Vida

Espécie pré-histórica de peixe corre risco de extinção devido à exploração de petróleo

Celacantos são, além de azuis brilhantes, mais velhos que os dinossauros e tão pesados quanto um homem de tamanho médio, a espécie de peixe mais ameaçada na África do Sul e uma das mais raras do mundo. Apenas 30 destes animais em situação crítica ainda estão vivos e vivem atualmente na costa leste da África do Sul.

A localização dos celacantos é extremamente preocupante: a área tem sido cotada por uma empresa de exploração de petróleo que, de acordo com seus planos futuros, comprometerão de forma significativa a sobrevivência desta espécie que tem habitado o planeta desde a pré-história.

Reprodução | The Guardian

O primeiro representante da espécie foi encontrado na cidade portuária de East London em 1932 e, desde então, têm chamado a atenção de cientistas e, principalmente, de grupos de defesa dos direitos animais. Não apenas pela aparência do animal, mas também pelo fato de sua forma ter permanecido praticamente inalterada por 420 milhões de anos.

A descoberta de um único animal foi seguida de várias outras, nas ilhas de Comores em 1950, confirmando que os celacantos definitivamente não estavam extintos. Em dezembro de 2000, mergulhadores trouxeram ainda mais entusiasmo aos especialistas quando, durante uma expedição, encontraram uma pequena colônia de celacanto em cânions submersos perto da Baía de Sodwana, na África do Sul, adjacente ao parque aquático iSimangaliso e ao patrimônio mundial.

Recentemente o peixe voltou a ter grande repercussão no mundo, mas dessa vez por uma razão mais triste, já que o grupo Eni, com sede em Roma, anunciou que planeja perfurar vários poços de petróleo em águas profundas em um bloco de exploração de 400 quilômetros de extensão conhecido como Bloco ER236.

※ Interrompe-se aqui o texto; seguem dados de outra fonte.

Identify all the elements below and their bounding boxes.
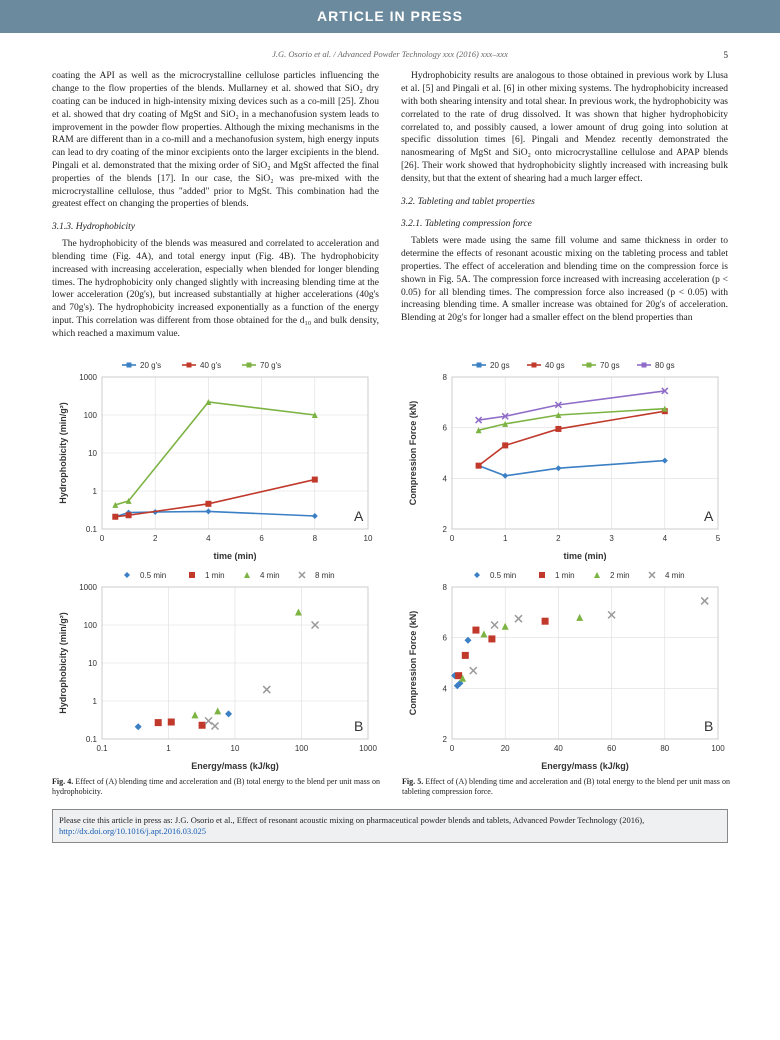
svg-text:80: 80 (660, 744, 669, 753)
left-para-1: coating the API as well as the microcrys… (52, 70, 379, 211)
citation-box: Please cite this article in press as: J.… (52, 809, 728, 843)
svg-text:0.1: 0.1 (86, 735, 98, 744)
svg-text:1 min: 1 min (205, 571, 225, 580)
svg-text:time (min): time (min) (213, 551, 256, 561)
svg-text:40 gs: 40 gs (545, 361, 565, 370)
svg-text:0: 0 (100, 534, 105, 543)
svg-text:1: 1 (93, 487, 98, 496)
svg-text:70 g's: 70 g's (260, 361, 281, 370)
svg-text:40: 40 (554, 744, 563, 753)
svg-text:Energy/mass (kJ/kg): Energy/mass (kJ/kg) (191, 761, 279, 771)
svg-text:10: 10 (231, 744, 240, 753)
figure-5: 0 1 2 3 4 5 2 4 6 8 time (min) Compression Force (k… (402, 353, 730, 797)
svg-text:0.5 min: 0.5 min (140, 571, 166, 580)
svg-text:5: 5 (716, 534, 721, 543)
svg-text:Compression Force (kN): Compression Force (kN) (408, 400, 418, 505)
svg-text:100: 100 (84, 411, 98, 420)
svg-text:70 gs: 70 gs (600, 361, 620, 370)
svg-text:0.1: 0.1 (86, 525, 98, 534)
svg-text:6: 6 (443, 423, 448, 432)
svg-text:4: 4 (206, 534, 211, 543)
left-column: coating the API as well as the microcrys… (52, 70, 379, 344)
svg-text:80 gs: 80 gs (655, 361, 675, 370)
svg-text:8 min: 8 min (315, 571, 335, 580)
svg-text:4 min: 4 min (260, 571, 280, 580)
svg-text:Energy/mass (kJ/kg): Energy/mass (kJ/kg) (541, 761, 629, 771)
svg-text:1: 1 (166, 744, 171, 753)
figure-5b-chart: 0 20 40 60 80 100 2 4 6 8 Energy/mass (kJ/kg) Compr… (402, 563, 730, 773)
page-number: 5 (724, 49, 729, 61)
svg-text:2: 2 (443, 525, 448, 534)
right-para-1: Hydrophobicity results are analogous to … (401, 70, 728, 185)
article-in-press-banner: ARTICLE IN PRESS (0, 0, 780, 33)
svg-text:0: 0 (450, 534, 455, 543)
text-columns: coating the API as well as the microcrys… (0, 70, 780, 344)
citation-text: Please cite this article in press as: J.… (59, 815, 644, 825)
svg-text:4: 4 (443, 684, 448, 693)
svg-text:1: 1 (503, 534, 508, 543)
svg-text:1 min: 1 min (555, 571, 575, 580)
svg-text:Hydrophobicity (min/g²): Hydrophobicity (min/g²) (58, 612, 68, 714)
figure-5a-chart: 0 1 2 3 4 5 2 4 6 8 time (min) Compression Force (k… (402, 353, 730, 563)
figure-5-caption: Fig. 5. Effect of (A) blending time and … (402, 777, 730, 797)
right-column: Hydrophobicity results are analogous to … (401, 70, 728, 344)
left-para-2: The hydrophobicity of the blends was mea… (52, 238, 379, 341)
section-3-2: 3.2. Tableting and tablet properties (401, 196, 728, 209)
svg-text:40 g's: 40 g's (200, 361, 221, 370)
svg-text:100: 100 (295, 744, 309, 753)
svg-text:20 g's: 20 g's (140, 361, 161, 370)
figures-row: 02468100.11101001000time (min)Hydrophobi… (0, 345, 780, 801)
section-3-2-1: 3.2.1. Tableting compression force (401, 218, 728, 231)
svg-text:1: 1 (93, 697, 98, 706)
svg-text:2: 2 (153, 534, 158, 543)
figure-4-caption: Fig. 4. Effect of (A) blending time and … (52, 777, 380, 797)
svg-text:8: 8 (313, 534, 318, 543)
running-header: J.G. Osorio et al. / Advanced Powder Tec… (0, 33, 780, 70)
svg-text:0.1: 0.1 (96, 744, 108, 753)
svg-text:20: 20 (501, 744, 510, 753)
svg-text:100: 100 (711, 744, 725, 753)
svg-text:3: 3 (609, 534, 614, 543)
svg-text:0.5 min: 0.5 min (490, 571, 516, 580)
svg-text:60: 60 (607, 744, 616, 753)
svg-text:4: 4 (443, 474, 448, 483)
svg-text:A: A (704, 508, 714, 524)
svg-text:10: 10 (364, 534, 373, 543)
svg-text:Compression Force (kN): Compression Force (kN) (408, 610, 418, 715)
figure-4: 0 2 4 6 8 10 0.1 1 10 100 1000 time (min) Hydrophobi… (52, 353, 380, 797)
svg-text:8: 8 (443, 373, 448, 382)
svg-text:2: 2 (556, 534, 561, 543)
journal-citation: J.G. Osorio et al. / Advanced Powder Tec… (272, 49, 508, 59)
right-para-2: Tablets were made using the same fill vo… (401, 235, 728, 325)
svg-text:1000: 1000 (79, 373, 97, 382)
svg-text:6: 6 (443, 633, 448, 642)
svg-text:A: A (354, 508, 364, 524)
svg-text:Hydrophobicity (min/g²): Hydrophobicity (min/g²) (58, 402, 68, 504)
svg-text:B: B (354, 718, 363, 734)
section-3-1-3: 3.1.3. Hydrophobicity (52, 221, 379, 234)
svg-text:0: 0 (450, 744, 455, 753)
svg-text:2 min: 2 min (610, 571, 630, 580)
svg-text:20 gs: 20 gs (490, 361, 510, 370)
svg-text:B: B (704, 718, 713, 734)
svg-text:100: 100 (84, 621, 98, 630)
svg-text:10: 10 (88, 659, 97, 668)
figure-4a-chart: 0 2 4 6 8 10 0.1 1 10 100 1000 time (min) Hydrophobi… (52, 353, 380, 563)
svg-text:1000: 1000 (79, 583, 97, 592)
svg-text:1000: 1000 (359, 744, 377, 753)
svg-text:6: 6 (259, 534, 264, 543)
figure-4b-chart: 0.1 1 10 100 1000 0.1 1 10 100 1000 Energy/mass (k… (52, 563, 380, 773)
svg-text:8: 8 (443, 583, 448, 592)
svg-text:2: 2 (443, 735, 448, 744)
svg-text:time (min): time (min) (563, 551, 606, 561)
svg-text:10: 10 (88, 449, 97, 458)
svg-text:4: 4 (663, 534, 668, 543)
doi-link[interactable]: http://dx.doi.org/10.1016/j.apt.2016.03.… (59, 826, 206, 836)
svg-text:4 min: 4 min (665, 571, 685, 580)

“O derramamento de óleo da Deepwater Horizon no Golfo do México em 2010 dizimou populações de peixes – então um vazamento de óleo no iSimangaliso é muito provável que isso possa acabar com esses celacantos”, afirma o Dr. Andrew Venter, executivo-chefe da Wildtrust, um dos vários grupos de conservação que pressionam por uma expansão significativa das áreas oceânicas protegidas da África do Sul. As informações foram coletadas do jornal The Guardian.

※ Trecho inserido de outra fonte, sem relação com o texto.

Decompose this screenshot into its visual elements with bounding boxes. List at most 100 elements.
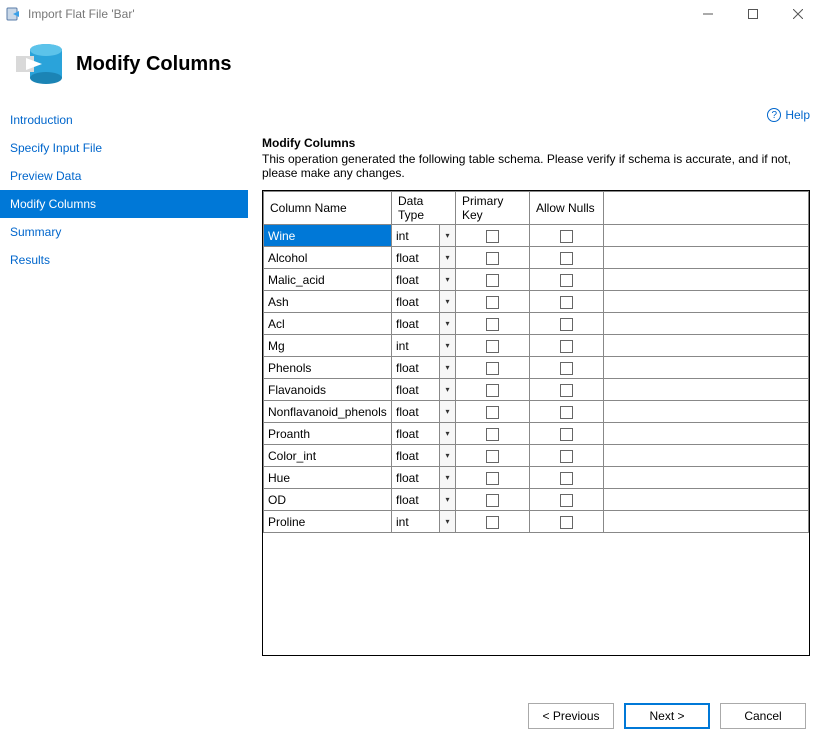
header-data-type[interactable]: Data Type (392, 192, 456, 225)
cell-column-name[interactable]: Mg (264, 335, 392, 357)
table-row[interactable]: Proanthfloat▾ (264, 423, 809, 445)
cell-data-type[interactable]: float▾ (392, 247, 456, 269)
chevron-down-icon[interactable]: ▾ (439, 511, 455, 532)
primary-key-checkbox[interactable] (486, 252, 499, 265)
allow-nulls-checkbox[interactable] (560, 362, 573, 375)
cell-column-name[interactable]: Acl (264, 313, 392, 335)
primary-key-checkbox[interactable] (486, 230, 499, 243)
previous-button[interactable]: < Previous (528, 703, 614, 729)
allow-nulls-checkbox[interactable] (560, 296, 573, 309)
cell-data-type[interactable]: float▾ (392, 423, 456, 445)
chevron-down-icon[interactable]: ▾ (439, 225, 455, 246)
cell-column-name[interactable]: OD (264, 489, 392, 511)
chevron-down-icon[interactable]: ▾ (439, 335, 455, 356)
header-primary-key[interactable]: Primary Key (456, 192, 530, 225)
primary-key-checkbox[interactable] (486, 428, 499, 441)
cell-column-name[interactable]: Ash (264, 291, 392, 313)
allow-nulls-checkbox[interactable] (560, 274, 573, 287)
cell-column-name[interactable]: Malic_acid (264, 269, 392, 291)
cell-column-name[interactable]: Proline (264, 511, 392, 533)
allow-nulls-checkbox[interactable] (560, 450, 573, 463)
allow-nulls-checkbox[interactable] (560, 384, 573, 397)
cell-data-type[interactable]: float▾ (392, 357, 456, 379)
cell-column-name[interactable]: Hue (264, 467, 392, 489)
primary-key-checkbox[interactable] (486, 274, 499, 287)
chevron-down-icon[interactable]: ▾ (439, 357, 455, 378)
cell-data-type[interactable]: float▾ (392, 291, 456, 313)
cell-column-name[interactable]: Alcohol (264, 247, 392, 269)
cancel-button[interactable]: Cancel (720, 703, 806, 729)
chevron-down-icon[interactable]: ▾ (439, 445, 455, 466)
primary-key-checkbox[interactable] (486, 516, 499, 529)
primary-key-checkbox[interactable] (486, 472, 499, 485)
cell-column-name[interactable]: Phenols (264, 357, 392, 379)
primary-key-checkbox[interactable] (486, 318, 499, 331)
close-button[interactable] (775, 0, 820, 28)
chevron-down-icon[interactable]: ▾ (439, 313, 455, 334)
primary-key-checkbox[interactable] (486, 362, 499, 375)
cell-data-type[interactable]: float▾ (392, 313, 456, 335)
next-button[interactable]: Next > (624, 703, 710, 729)
allow-nulls-checkbox[interactable] (560, 406, 573, 419)
table-row[interactable]: Malic_acidfloat▾ (264, 269, 809, 291)
sidebar-item-introduction[interactable]: Introduction (0, 106, 248, 134)
chevron-down-icon[interactable]: ▾ (439, 269, 455, 290)
cell-data-type[interactable]: int▾ (392, 225, 456, 247)
allow-nulls-checkbox[interactable] (560, 340, 573, 353)
chevron-down-icon[interactable]: ▾ (439, 291, 455, 312)
primary-key-checkbox[interactable] (486, 406, 499, 419)
chevron-down-icon[interactable]: ▾ (439, 401, 455, 422)
allow-nulls-checkbox[interactable] (560, 318, 573, 331)
table-row[interactable]: ODfloat▾ (264, 489, 809, 511)
sidebar-item-summary[interactable]: Summary (0, 218, 248, 246)
allow-nulls-checkbox[interactable] (560, 230, 573, 243)
allow-nulls-checkbox[interactable] (560, 494, 573, 507)
sidebar-item-specify-input-file[interactable]: Specify Input File (0, 134, 248, 162)
chevron-down-icon[interactable]: ▾ (439, 379, 455, 400)
primary-key-checkbox[interactable] (486, 450, 499, 463)
table-row[interactable]: Nonflavanoid_phenolsfloat▾ (264, 401, 809, 423)
chevron-down-icon[interactable]: ▾ (439, 247, 455, 268)
cell-column-name[interactable]: Wine (264, 225, 392, 247)
sidebar-item-results[interactable]: Results (0, 246, 248, 274)
cell-data-type[interactable]: float▾ (392, 467, 456, 489)
table-row[interactable]: Mgint▾ (264, 335, 809, 357)
table-row[interactable]: Aclfloat▾ (264, 313, 809, 335)
allow-nulls-checkbox[interactable] (560, 516, 573, 529)
maximize-button[interactable] (730, 0, 775, 28)
header-column-name[interactable]: Column Name (264, 192, 392, 225)
cell-column-name[interactable]: Color_int (264, 445, 392, 467)
cell-data-type[interactable]: float▾ (392, 445, 456, 467)
cell-data-type[interactable]: float▾ (392, 401, 456, 423)
table-row[interactable]: Prolineint▾ (264, 511, 809, 533)
chevron-down-icon[interactable]: ▾ (439, 423, 455, 444)
allow-nulls-checkbox[interactable] (560, 428, 573, 441)
cell-data-type[interactable]: float▾ (392, 489, 456, 511)
cell-column-name[interactable]: Nonflavanoid_phenols (264, 401, 392, 423)
cell-data-type[interactable]: float▾ (392, 269, 456, 291)
cell-data-type[interactable]: float▾ (392, 379, 456, 401)
primary-key-checkbox[interactable] (486, 340, 499, 353)
chevron-down-icon[interactable]: ▾ (439, 489, 455, 510)
table-row[interactable]: Color_intfloat▾ (264, 445, 809, 467)
chevron-down-icon[interactable]: ▾ (439, 467, 455, 488)
primary-key-checkbox[interactable] (486, 296, 499, 309)
allow-nulls-checkbox[interactable] (560, 472, 573, 485)
primary-key-checkbox[interactable] (486, 384, 499, 397)
primary-key-checkbox[interactable] (486, 494, 499, 507)
cell-column-name[interactable]: Flavanoids (264, 379, 392, 401)
table-row[interactable]: Ashfloat▾ (264, 291, 809, 313)
allow-nulls-checkbox[interactable] (560, 252, 573, 265)
header-allow-nulls[interactable]: Allow Nulls (530, 192, 604, 225)
table-row[interactable]: Huefloat▾ (264, 467, 809, 489)
table-row[interactable]: Flavanoidsfloat▾ (264, 379, 809, 401)
cell-data-type[interactable]: int▾ (392, 511, 456, 533)
minimize-button[interactable] (685, 0, 730, 28)
sidebar-item-preview-data[interactable]: Preview Data (0, 162, 248, 190)
sidebar-item-modify-columns[interactable]: Modify Columns (0, 190, 248, 218)
cell-column-name[interactable]: Proanth (264, 423, 392, 445)
table-row[interactable]: Alcoholfloat▾ (264, 247, 809, 269)
table-row[interactable]: Phenolsfloat▾ (264, 357, 809, 379)
table-row[interactable]: Wineint▾ (264, 225, 809, 247)
help-link[interactable]: ? Help (767, 108, 810, 122)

Os celacantos de Sodwana estão a cerca de 40 km da fronteira norte da área de exploração de Eni e a cerca de 200 km a norte dos primeiros locais de perfuração, mas Venter disse que os derrames de petróleo se espalharam muito e em uma velocidade assustadora. Suas preocupações foram repetidas pelo especialista em celacantos, Mike Bruton, que disse que os peixes são criaturas especializadas, sensíveis a distúrbios ambientais.

“Qualquer coisa que interfira em sua capacidade de absorver oxigênio, como a poluição por óleo, ameaçaria sua sobrevivência. O risco de derrames de petróleo ou erupções durante a exploração ou futura produção comercial no Bloco ER236 é uma fonte de séria preocupação”, ele afirma.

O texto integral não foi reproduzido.